Some of the general symptoms of all dental disease include: cat dental disease
  • Bad breath (this is one of the most common symptoms of a dental problem)
  • Drooling
  • Lumps or bumps
  • Red, inflamed or bleeding gums
  • Reluctance to eat, especially hard foods
  • Reluctance to groom
  • Pus around the tooth
  • Sensitivity around the mouth
  • Pawing at the face
  • Loose or missing teeth
  • Loss of appetite
  • Stomach or intestinal upsets
  • Irritability or depression
  • Yellow deposits on the teeth
  • Many of the dental disease are irreversible and therefore prevention is very important.
  • It is important to familiarize your cat from a very young age (kitten age) to having her teeth cleaned and checked on a regular basis.
  • A good dental care program should include:
    • Regular visits to your veterinarian, which include an oral exam
    • Veterinary dental cleaning as advised
    • Daily oral care, brushing of the teeth with cat specific dental kit including cat toothbrush and toothpaste.
    • Specially formulated dental diets (ask your vet for recommendations)
    • Only feed tartar and plaque control treats (do not feed table scraps)
  • Gingivitis
    • Early cases of gingivitis which haven't progressed far may possibly be treated at home with regular dental cleaning. Brush your cat’s teeth at least once a week.
    • Descaling to remove tartar build up will be performed in more advanced cases.
    • Provide special feline chew toys, designed to reduce tartar build up.
    • Feed special dental diets that keep teeth healthy.
  • Endodontic disease:
    • Treatment involves either root canal or extraction.
  • Oral resorptive lesions:
    • Extraction of a tooth undergoing resorption is the only treatment for the condition.
  • Periodontal disease:
    • The specific treatment for periodontal disease depends on how advanced the disease is.
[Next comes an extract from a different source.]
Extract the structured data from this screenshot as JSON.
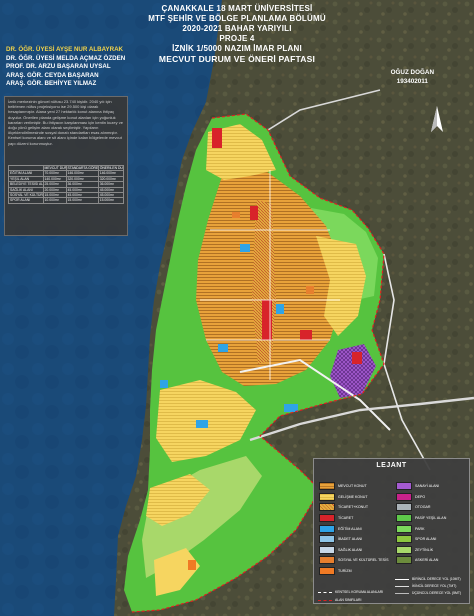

    • In the early stages, treatment is focused on controlling plaque and preventing attachment loss.
    • This is achieved by daily brushing with “animal safe” toothpaste, professional cleansing, polishing, and the prescribed application of fluoride.
  • Tooth abscess:
    • Treatment involves tooth extraction, flushing of the affected area and antibiotics.
  • Stomatitis:
    • Various treatments may be used including initial scaling and cleaning of the teeth, follow-up home care, antibiotics and anti-inflammatories.
    • The response to therapy is variable and many cats need corticosteroids to control the inflammation.
    • In some very severely affected cats, extraction of all of the cheek teeth is helpful - this may be because it removes the site of persistent bacteria in the mouth.